Forgot to mention several other things, Christie.

   1. "If all you have is a hammer, everything looks like a nail", I am
   still laughing at that.

CM - Interaction is more than clicking on a link or moving things around on
> a screen.  Those "links" are easier to develop and manage with HTML, plus
> there's still the additional cost of developing/maintaining Flash plus
> addt'l costs to make it as accessible as text/graphics.  Yes, Flash can be
> used but it should never be the only tool that's used.   If a concept can
> ONLY be understood if the learner HAS to SEE it in action then even adding
> all the accessibility add ons to Flash won't help.  In addition,  I've found
> that need to be rare and certainly no reason to justify putting all content
> into Flash.

Sorry I wasn't as clear as I should have been. Those links are not like
using the <a> tag. They are like lines drawn on a map. Linking (drawing a
line) from one side to the other (one word to its definition), a line, if
you have ever done it, like connect-the-dots.
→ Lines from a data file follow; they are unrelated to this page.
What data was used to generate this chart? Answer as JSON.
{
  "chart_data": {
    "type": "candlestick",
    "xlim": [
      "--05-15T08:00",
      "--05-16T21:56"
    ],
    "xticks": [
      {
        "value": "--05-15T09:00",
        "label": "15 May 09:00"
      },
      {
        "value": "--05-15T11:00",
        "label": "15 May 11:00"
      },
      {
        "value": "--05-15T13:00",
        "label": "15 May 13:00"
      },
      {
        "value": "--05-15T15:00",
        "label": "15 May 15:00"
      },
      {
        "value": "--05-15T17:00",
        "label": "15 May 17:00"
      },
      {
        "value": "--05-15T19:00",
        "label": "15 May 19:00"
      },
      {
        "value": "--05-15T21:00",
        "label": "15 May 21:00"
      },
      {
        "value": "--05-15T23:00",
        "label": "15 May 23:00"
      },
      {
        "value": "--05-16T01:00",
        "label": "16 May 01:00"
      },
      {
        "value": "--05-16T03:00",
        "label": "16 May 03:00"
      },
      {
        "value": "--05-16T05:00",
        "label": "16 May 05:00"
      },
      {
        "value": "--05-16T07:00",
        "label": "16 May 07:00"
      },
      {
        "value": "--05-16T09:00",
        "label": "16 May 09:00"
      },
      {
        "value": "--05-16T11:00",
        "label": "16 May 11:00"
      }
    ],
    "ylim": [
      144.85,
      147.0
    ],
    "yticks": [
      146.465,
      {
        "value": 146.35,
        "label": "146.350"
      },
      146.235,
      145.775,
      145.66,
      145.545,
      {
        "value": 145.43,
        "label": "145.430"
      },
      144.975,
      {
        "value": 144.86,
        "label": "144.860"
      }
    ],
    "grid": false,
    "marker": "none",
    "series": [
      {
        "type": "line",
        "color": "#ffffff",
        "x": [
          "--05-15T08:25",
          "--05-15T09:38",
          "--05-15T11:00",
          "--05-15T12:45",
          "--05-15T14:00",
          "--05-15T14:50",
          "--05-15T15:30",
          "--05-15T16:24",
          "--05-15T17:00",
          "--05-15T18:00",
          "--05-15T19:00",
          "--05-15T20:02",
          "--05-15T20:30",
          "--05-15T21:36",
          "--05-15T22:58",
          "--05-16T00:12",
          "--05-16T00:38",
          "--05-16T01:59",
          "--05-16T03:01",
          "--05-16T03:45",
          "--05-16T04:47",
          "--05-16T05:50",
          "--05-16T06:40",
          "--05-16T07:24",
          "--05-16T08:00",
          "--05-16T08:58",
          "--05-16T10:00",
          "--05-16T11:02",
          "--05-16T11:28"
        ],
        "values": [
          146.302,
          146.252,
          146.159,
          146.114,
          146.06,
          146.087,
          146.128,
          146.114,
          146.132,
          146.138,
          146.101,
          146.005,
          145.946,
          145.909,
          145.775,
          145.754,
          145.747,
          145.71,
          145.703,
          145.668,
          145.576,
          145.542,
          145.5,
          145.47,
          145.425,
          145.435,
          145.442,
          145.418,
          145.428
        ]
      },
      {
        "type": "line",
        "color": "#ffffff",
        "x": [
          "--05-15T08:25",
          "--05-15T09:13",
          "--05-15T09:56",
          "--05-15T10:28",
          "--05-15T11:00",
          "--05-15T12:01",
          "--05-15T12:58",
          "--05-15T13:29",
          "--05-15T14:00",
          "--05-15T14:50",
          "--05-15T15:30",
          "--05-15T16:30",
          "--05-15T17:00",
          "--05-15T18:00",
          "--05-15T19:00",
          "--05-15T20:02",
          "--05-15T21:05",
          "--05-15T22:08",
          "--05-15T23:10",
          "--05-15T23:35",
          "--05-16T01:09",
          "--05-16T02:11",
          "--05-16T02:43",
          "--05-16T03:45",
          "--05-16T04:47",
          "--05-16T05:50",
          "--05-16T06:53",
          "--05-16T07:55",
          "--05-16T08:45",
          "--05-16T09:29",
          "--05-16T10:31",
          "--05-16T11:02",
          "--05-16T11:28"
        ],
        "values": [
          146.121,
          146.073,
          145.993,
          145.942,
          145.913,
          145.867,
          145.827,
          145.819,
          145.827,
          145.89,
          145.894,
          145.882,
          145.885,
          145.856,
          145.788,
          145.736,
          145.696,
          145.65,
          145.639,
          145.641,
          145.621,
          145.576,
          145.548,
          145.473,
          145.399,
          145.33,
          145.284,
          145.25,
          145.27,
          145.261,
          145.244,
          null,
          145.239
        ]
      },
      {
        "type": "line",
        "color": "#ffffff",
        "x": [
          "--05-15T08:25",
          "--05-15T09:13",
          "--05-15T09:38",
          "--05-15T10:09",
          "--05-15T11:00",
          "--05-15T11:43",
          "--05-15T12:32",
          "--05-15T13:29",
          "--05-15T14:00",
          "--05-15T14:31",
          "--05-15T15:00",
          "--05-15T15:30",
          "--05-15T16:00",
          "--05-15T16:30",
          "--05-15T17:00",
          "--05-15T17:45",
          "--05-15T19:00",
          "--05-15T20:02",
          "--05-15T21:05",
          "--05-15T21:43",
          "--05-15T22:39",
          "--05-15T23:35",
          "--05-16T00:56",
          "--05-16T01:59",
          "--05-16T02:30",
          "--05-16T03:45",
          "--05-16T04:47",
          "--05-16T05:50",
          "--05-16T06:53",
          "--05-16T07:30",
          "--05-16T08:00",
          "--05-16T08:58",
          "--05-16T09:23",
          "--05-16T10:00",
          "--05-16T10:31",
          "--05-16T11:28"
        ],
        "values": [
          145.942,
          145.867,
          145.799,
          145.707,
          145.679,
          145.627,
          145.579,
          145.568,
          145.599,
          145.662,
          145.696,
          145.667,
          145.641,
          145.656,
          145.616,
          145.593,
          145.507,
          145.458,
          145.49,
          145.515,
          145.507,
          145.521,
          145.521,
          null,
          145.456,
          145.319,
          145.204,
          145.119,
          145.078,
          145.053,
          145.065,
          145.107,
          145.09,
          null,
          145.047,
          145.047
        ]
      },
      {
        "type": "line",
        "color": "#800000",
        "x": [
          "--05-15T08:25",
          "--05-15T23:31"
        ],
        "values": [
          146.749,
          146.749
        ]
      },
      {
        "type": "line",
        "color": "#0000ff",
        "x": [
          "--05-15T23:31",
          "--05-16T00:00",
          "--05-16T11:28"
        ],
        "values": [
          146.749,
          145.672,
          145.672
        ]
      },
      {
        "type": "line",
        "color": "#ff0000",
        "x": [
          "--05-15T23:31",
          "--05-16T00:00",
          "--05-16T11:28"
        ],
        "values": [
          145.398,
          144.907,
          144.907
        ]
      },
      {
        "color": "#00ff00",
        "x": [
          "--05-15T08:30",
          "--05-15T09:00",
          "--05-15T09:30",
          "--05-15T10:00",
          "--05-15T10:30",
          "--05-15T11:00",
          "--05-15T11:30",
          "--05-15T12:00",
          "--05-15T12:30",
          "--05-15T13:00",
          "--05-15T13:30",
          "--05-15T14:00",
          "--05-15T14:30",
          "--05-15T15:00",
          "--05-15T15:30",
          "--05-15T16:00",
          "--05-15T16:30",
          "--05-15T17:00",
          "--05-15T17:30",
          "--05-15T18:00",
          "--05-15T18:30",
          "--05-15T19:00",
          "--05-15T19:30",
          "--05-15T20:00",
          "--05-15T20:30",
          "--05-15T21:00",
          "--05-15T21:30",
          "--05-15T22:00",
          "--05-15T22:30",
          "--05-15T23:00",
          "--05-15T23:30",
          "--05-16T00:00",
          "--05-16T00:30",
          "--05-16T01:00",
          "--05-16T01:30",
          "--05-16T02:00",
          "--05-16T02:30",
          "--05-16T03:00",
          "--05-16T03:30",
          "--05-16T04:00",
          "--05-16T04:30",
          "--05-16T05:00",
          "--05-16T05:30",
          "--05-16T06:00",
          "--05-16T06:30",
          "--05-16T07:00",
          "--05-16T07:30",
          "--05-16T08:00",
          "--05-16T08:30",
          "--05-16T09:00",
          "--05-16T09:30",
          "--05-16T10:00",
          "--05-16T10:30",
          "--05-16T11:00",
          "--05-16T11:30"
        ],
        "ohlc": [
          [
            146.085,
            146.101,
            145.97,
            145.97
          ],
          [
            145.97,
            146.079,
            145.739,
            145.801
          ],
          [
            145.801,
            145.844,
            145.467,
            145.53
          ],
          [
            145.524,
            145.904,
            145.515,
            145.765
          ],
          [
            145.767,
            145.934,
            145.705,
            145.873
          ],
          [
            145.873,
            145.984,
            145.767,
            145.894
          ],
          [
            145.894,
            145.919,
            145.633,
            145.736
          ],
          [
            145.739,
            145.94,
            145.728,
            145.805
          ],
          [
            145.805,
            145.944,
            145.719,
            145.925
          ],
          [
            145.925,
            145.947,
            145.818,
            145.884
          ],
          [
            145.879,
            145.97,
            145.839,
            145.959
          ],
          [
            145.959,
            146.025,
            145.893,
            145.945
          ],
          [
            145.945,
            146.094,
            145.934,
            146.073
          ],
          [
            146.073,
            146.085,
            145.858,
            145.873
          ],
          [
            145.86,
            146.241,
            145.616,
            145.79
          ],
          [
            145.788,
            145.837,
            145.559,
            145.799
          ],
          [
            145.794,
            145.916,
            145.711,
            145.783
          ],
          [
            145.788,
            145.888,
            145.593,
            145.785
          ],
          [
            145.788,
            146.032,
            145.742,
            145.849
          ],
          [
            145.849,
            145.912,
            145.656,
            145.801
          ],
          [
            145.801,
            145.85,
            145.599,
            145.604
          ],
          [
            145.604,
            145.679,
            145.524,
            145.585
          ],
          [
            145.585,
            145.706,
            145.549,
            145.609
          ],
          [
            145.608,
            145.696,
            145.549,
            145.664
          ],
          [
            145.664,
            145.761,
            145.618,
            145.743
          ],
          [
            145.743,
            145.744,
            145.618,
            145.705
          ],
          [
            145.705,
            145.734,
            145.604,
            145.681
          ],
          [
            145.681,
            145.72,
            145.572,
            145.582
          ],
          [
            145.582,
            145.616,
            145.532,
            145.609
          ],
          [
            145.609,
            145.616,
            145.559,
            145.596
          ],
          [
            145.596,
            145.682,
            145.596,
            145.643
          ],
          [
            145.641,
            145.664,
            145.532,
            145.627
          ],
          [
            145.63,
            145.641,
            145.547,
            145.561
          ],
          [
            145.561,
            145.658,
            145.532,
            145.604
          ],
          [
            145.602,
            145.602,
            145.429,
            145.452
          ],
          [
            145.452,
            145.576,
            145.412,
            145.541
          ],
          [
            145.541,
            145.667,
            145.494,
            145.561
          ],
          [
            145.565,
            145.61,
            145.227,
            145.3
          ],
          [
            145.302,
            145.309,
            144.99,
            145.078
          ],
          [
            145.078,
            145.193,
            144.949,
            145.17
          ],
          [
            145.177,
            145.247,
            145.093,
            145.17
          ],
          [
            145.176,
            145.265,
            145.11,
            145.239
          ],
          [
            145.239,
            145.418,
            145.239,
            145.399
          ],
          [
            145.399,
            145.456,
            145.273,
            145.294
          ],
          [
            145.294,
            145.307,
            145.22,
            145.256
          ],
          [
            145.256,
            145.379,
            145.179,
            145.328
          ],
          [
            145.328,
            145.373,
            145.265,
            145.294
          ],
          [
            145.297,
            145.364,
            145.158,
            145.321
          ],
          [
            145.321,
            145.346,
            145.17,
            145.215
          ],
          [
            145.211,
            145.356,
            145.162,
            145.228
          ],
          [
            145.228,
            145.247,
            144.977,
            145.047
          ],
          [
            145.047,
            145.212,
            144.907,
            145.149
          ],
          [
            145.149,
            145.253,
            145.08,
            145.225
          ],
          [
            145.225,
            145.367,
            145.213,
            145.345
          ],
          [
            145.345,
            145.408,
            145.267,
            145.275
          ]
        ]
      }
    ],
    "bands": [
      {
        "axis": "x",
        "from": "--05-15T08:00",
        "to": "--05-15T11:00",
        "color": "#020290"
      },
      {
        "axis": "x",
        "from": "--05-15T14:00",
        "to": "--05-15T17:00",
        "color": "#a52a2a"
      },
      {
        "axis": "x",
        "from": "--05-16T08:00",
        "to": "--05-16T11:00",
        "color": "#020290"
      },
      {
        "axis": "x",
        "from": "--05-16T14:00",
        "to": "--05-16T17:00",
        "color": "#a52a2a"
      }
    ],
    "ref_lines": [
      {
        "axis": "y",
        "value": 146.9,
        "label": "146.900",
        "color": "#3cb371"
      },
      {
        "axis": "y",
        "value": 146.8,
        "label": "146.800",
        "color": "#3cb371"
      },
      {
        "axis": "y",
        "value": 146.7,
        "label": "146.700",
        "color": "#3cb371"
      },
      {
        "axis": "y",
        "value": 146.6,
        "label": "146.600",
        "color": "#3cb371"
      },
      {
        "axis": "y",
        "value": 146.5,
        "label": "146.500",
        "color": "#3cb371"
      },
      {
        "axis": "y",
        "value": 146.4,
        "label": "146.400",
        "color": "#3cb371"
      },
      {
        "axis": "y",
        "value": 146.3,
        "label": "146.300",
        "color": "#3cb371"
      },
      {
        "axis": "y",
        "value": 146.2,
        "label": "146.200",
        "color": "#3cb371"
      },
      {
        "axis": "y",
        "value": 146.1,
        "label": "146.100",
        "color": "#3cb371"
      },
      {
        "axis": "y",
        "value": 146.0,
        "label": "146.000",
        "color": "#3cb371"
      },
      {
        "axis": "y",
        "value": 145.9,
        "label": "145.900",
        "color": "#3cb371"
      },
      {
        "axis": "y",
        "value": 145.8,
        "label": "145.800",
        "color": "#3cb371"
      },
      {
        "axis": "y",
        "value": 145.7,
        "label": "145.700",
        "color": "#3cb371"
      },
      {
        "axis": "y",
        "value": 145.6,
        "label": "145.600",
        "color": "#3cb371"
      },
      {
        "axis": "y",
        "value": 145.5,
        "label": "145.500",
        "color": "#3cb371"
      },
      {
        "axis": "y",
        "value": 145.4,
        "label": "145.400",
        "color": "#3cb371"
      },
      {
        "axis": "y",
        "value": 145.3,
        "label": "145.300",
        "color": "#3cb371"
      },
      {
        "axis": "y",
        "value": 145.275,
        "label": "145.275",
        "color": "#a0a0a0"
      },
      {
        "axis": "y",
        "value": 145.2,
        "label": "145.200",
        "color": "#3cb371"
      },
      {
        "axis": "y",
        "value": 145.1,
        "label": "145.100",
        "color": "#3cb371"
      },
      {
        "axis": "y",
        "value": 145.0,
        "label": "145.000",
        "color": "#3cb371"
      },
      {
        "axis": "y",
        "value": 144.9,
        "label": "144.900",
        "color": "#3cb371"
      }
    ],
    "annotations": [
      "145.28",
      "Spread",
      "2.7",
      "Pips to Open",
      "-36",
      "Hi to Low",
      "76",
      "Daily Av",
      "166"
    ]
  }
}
To the question about this conversation being done in Flash, it very well
could have. With some minor changes, we could have talked with video
conferencing. Kinda hard to do, but it can be done.

Brett P.

On Wed, Jan 14, 2009 at 2:46 PM, Brett Patterson <> wrote:

> Pardon the language, but Hell no. For a number of different reasons. Among
> that being, I can't work with the code as good as I can with Microsoft's and
> the fact that it costs too much money. Although it is proprietary, I can
> recode most of what I need to do (Microsoft's code). To say I disagree with
> you, or anyone else for that matter, about Flash not being used by people
> properly, would be a lie. Even being used on the Web itself, I would say
> that is a lie if I disagree. But, I must at least agree with the people who
> are trying to make it accessible. It doesn't matter what we think about it,
> it's going to be there regardless, so instead we need to work on
> accessibility of ALL things that go on the Web. Having looked at the
> solution by BCAT, or whatever it's called, I have noticed some major
> improvements, and most importantly, that it cannot only be applied to
> eLearning, but other ways of Flash uses as well. This is why I promote it,
> now.
> And I must say that all teachers/educators, whatever word you wish to use,
> do recognize different ways to show content off. Even I know different ways.
> Everyone that does use Flash for eLearning, offers different ways to learn
> it. But again, like I said, not my opinion about using it that matters, nor
> anyone else's. What does matter though, is this, (again to reiterate) it
> will be there no matter what, whether we like it or not, so let's work on
> the making it accessible together, get it done and be done with it.
> True to anyone that says it should be Adobe's problem to fix. I agree. But
> they are lazy, so it is up to other people to fix their problem. Okay, so I
> really don't want to have to fix it, you don't want to fix it, we don't want
> to fix it, but BCAT is stepping up and taking charge and fixing it. Let's
> support them, and hope it works. As long as they don't charge. Then it
> becomes a-whole-nother story. But beyond that, more power to them.
> Christie, we are both Constructionists in the term you defined. But I am
> also a Visionary. Plus, I try to help make Tim Berners-Lee's goals possible.
> Those that argue the point it should not be made accessible and not put on
> the web are saying they don't care about his vision of the WWW. Why do I say
> they don't care? Because it's one of either two things, with no other
> possibility. These two choices are either: 1) You don't care about Mr.
> Berners-Lee's vision or the WWW, for that matter. or 2) Your ignorant,
> because you have accepted or don't know that Flash is here to stay.
> --
> Brett P.
> On Wed, Jan 14, 2009 at 2:11 PM, Christie Mason 
> <>wrote:
>>  Brett you are correct, This is a personal theory based on some personal
>> observations.  Do you use a Mac as your primary development computer?